Quels livres pour apprendre le néerlandais ?
Commençons par ce que les autres listes ne disent pas : il n'y a pas grand-chose. Cherchez « apprendre le néerlandais » dans une librairie française et vous trouverez deux méthodes pour débutants, une grammaire venue de Belgique, deux ou trois guides de conversation, et c'est à peu près tout. Aucun rayon comparable à celui de l'espagnol ou de l'allemand, aucun choix de méthodes concurrentes, aucune abondance de livres de vocabulaire thématique.
Ce n'est pas un problème de qualité, c'est un problème d'arithmétique. Vingt-cinq millions de néerlandophones, dont la quasi-totalité apprend le français ou l'anglais plutôt que l'inverse : les éditeurs français n'ont jamais eu de raison d'investir ce créneau.
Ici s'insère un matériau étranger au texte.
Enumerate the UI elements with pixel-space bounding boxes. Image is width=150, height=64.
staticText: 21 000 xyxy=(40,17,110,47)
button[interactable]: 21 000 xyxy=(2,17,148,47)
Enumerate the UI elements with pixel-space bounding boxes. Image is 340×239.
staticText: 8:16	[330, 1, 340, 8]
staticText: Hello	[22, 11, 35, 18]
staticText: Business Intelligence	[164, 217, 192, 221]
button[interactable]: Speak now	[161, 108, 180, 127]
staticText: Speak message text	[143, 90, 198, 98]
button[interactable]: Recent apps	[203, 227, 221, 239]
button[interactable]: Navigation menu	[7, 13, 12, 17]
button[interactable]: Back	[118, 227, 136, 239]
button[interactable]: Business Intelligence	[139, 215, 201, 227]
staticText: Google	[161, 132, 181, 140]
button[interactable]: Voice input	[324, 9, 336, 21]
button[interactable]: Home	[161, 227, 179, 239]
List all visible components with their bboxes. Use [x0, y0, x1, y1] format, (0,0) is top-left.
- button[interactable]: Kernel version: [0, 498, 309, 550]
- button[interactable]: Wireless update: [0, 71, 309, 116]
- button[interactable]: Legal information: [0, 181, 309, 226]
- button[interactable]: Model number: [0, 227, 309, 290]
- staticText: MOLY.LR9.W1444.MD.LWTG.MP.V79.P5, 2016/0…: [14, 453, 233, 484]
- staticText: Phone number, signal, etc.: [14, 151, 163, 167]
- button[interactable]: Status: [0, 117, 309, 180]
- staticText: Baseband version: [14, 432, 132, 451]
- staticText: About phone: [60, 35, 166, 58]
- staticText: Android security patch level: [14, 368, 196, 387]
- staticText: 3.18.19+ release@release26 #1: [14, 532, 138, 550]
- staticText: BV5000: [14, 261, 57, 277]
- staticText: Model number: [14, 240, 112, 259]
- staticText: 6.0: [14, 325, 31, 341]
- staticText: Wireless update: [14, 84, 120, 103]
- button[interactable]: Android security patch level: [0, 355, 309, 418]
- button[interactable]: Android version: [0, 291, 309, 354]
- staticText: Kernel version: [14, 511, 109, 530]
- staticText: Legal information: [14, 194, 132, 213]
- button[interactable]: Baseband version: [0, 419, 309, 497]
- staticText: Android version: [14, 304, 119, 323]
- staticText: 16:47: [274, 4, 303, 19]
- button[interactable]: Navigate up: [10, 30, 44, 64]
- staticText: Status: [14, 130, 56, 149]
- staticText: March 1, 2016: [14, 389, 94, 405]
Le marché anglophone, lui, propose une dizaine de manuels sérieux, ce qui est une information utile si vous lisez l'anglais confortablement.
L'intérêt d'un article comme celui-ci est donc inversé. Il ne s'agit pas de trier dans une abondance, mais de vous dire lesquels des quelques titres existants tiennent la route, dans quel ordre les prendre, et où le catalogue français s'arrête vraiment.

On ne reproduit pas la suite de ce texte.